The holographic screen flickered, displaying the requirements for the first unlock. A picture of the golden door appeared, with a progress bar beneath it.
"Unlock Cost: 10 Ounces of .999 Fine Gold."
Joanna stared at the screen. Ten ounces. She did the math quickly. At current market prices, that was nearly twenty thousand dollars. A fortune. Money she had just bled from her aunt. A short, humorless laugh escaped her lips. Of course. Of course there was a catch. She had just pried a million dollars from Etha's greedy fingers, and already the universe was asking for more.

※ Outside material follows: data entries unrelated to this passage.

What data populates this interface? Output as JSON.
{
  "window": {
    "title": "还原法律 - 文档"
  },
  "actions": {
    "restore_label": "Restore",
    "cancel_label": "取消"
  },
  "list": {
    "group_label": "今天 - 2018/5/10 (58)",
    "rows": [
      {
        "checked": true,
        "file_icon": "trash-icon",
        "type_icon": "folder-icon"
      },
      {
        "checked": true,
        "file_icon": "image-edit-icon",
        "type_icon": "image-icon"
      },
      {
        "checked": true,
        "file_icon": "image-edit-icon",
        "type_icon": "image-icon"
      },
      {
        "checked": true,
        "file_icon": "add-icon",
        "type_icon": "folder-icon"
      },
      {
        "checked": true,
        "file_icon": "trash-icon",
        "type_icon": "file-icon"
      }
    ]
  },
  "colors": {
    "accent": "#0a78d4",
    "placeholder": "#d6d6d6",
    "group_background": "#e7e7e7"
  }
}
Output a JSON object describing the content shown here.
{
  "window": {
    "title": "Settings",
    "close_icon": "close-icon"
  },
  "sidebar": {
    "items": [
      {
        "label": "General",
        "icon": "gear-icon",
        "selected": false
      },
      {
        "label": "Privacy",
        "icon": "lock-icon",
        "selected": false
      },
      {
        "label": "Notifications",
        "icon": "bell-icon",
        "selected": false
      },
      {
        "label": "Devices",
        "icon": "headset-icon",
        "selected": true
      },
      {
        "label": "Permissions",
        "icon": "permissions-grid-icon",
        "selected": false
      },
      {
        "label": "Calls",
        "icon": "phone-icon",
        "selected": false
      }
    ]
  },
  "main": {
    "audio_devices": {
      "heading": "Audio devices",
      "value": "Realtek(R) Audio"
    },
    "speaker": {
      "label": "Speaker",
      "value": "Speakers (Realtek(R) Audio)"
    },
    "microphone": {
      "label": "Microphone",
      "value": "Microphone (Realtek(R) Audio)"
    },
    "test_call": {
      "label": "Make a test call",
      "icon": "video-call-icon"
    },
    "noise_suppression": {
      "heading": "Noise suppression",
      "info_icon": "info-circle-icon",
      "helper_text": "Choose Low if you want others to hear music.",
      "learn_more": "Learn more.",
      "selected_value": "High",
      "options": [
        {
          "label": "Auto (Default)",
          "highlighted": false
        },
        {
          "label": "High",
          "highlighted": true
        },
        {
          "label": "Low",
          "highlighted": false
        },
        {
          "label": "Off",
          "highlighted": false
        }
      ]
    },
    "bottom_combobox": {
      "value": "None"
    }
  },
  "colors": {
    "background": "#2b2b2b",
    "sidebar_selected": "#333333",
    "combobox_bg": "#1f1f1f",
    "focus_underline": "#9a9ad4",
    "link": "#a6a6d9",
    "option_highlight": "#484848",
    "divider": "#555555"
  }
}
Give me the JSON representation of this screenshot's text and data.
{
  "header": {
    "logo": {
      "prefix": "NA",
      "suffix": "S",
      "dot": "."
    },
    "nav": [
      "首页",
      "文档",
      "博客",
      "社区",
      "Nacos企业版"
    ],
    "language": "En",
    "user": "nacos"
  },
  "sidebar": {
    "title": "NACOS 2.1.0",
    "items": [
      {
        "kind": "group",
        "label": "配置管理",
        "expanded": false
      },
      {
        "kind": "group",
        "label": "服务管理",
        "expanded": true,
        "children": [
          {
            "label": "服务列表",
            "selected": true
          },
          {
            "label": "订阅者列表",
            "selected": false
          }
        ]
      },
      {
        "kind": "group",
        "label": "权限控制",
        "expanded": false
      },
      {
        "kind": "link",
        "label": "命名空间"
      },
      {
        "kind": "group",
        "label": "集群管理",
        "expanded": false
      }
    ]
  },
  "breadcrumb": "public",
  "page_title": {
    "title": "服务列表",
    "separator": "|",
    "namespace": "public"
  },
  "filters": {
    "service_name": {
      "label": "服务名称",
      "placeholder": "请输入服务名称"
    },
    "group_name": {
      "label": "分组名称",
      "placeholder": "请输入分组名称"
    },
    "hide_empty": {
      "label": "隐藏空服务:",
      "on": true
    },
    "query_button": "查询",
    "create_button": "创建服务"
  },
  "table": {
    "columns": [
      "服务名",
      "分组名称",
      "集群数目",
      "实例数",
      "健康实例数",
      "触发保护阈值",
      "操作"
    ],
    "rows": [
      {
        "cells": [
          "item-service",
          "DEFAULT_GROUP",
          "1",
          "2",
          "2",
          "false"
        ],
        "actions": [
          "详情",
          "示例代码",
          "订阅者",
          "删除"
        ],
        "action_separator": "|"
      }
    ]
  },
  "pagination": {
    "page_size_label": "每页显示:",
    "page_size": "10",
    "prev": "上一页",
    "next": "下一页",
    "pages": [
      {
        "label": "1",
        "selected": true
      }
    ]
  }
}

But the frustration faded almost as quickly as it had come, replaced by something colder and sharper. Twenty thousand dollars was nothing. Not compared to what she stood to gain. Not compared to survival. She thought of the food spoiling in a world without electricity, the medicine degrading in unrefrigerated warehouses, the weapons that would soon be worth more than gold. The bracelet was asking for gold. She would give it gold. And then she would take everything else.
She thought of the one million dollars sitting in her bank account. The money she had bled from her monstrous aunt.
It wasn't just startup capital anymore. It was fuel.
Tomorrow morning, she would go to the nearest gold dealer. She would buy ten ounces, walk out with the bars in her hand, and feed them to this hungry, golden door. And then she would see what waited on the other side.
A slow, determined smile spread across her face. She knew exactly what she had to do next.